The lack of administration planning has been particularly evident in the fact that the administration failed to brief the Gang of Eight congressional leaders in advance of the strike, along with the notable absence of administration officials who were prepared to explain the strike shortly after its execution. In fact, all that was presented in the immediate aftermath of the attack was an American flag tweeted out by Trump, who as of 3:00 pm ET Friday had yet to address the nation about the strike in any real way. But Trump pinned that flag tweet to the top of his Twitter page, so ’nuff said, apparently.
Meanwhile, The Washington Post’s David Ignatius echoed Cooper’s bafflement on MSNBC, saying, “I’m troubled by all the things we don’t know about where the administration is going.”
Secretary of State Mike Pompeo has been trying to sell the notion that killing Soleimani was an absolutely necessary deterrent to future attacks. “The risk of doing nothing was enormous,” Pompeo told Fox News Friday morning, claiming that Soleimani was plotting an “imminent” attack and that doing nothing “shows weakness” and “emboldens Iran.”
But as the administration tries to reverse-engineer a rationale for an operation that risks spiraling into an all-out military conflict in the Gulf region, Trump needs the one thing that he’s already spent a thousand times over: credibility. Trump has now made more than 15,000 false or misleading statements since the beginning of his presidency. He’s also in the middle of a high-profile impeachment scandal as he continues to trumpet a baseless conspiracy theory that Ukraine interfered in the 2016 U.S. election and is hiding a DNC server—something every global power with an intelligence operation knows is laughable. In the meantime, Trump’s attorney general has been trotting around the globe seeking information from foreign allies to buttress another disproven Trump claim—that the FBI’s Russia probe was ill-conceived. It’s a global embarrassment, with the U.S. Justice Department by all appearances turning on the CIA. Trump is indeed such a political joke right now that foreign leaders were recently caught on video giggling about him together at the latest NATO gathering in December.

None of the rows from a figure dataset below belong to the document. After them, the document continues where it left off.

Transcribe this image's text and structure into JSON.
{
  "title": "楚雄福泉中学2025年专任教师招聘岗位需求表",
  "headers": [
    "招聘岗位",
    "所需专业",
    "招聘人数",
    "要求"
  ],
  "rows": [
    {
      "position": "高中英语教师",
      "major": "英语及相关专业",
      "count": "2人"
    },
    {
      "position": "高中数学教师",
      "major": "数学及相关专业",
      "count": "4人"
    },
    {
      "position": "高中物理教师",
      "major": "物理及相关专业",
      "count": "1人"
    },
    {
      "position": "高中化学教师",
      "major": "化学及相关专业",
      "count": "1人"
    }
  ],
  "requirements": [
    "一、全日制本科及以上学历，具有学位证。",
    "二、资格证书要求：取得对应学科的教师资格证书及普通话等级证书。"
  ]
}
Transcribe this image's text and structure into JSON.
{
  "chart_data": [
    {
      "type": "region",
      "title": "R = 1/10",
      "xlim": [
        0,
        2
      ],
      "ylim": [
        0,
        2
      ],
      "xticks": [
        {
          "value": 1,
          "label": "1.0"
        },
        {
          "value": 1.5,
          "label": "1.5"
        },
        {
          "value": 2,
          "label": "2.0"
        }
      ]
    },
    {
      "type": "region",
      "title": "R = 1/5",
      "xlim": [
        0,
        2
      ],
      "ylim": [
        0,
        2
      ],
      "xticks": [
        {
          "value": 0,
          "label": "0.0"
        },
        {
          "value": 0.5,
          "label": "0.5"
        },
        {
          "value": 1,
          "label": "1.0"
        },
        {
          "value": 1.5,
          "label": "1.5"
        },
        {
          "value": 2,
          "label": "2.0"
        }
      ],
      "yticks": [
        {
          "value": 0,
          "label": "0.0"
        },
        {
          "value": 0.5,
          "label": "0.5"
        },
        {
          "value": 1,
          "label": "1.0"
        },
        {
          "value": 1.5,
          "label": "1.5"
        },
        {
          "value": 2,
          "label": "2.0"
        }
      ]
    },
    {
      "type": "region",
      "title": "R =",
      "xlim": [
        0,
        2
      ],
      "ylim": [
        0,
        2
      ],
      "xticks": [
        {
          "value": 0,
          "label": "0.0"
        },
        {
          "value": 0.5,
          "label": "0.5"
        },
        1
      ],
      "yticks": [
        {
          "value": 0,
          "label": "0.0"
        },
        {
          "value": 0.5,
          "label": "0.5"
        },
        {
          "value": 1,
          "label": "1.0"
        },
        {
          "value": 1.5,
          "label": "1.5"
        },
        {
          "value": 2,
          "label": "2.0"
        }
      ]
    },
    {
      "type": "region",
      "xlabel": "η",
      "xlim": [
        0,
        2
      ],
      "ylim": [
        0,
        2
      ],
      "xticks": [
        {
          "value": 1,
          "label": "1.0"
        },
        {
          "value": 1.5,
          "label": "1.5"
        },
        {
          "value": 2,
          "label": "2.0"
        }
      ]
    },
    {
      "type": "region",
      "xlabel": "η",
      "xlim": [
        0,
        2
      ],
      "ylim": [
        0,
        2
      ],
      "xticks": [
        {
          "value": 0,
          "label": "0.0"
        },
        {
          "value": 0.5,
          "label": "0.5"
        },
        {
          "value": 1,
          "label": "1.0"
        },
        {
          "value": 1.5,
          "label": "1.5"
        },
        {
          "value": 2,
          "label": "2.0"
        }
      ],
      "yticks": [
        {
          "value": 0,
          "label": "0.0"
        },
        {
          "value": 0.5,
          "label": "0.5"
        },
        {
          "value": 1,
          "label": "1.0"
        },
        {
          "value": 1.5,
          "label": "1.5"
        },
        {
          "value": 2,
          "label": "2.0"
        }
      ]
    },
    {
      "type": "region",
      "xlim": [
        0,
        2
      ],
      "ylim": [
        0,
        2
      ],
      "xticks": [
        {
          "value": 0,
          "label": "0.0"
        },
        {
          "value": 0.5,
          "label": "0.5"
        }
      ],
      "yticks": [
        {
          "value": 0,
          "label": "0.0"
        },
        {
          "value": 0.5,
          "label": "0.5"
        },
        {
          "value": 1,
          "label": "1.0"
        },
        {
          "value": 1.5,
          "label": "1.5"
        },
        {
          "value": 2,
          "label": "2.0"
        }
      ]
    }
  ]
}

As national security expert and legal analyst Susan Hennessey noted Friday morning, “This is the moment where the White House will pay the price for demolishing its credibility with endless lies. Who will believe Pompeo this morning? Is the United States prepared to show the evidence behind this claim to our partners or the public?”
It appears no one in the entire Trump administration bothered to think about that ahead of pulling the trigger on a military operation that is already upending the region and could result in a spiraling conflict with no end in sight.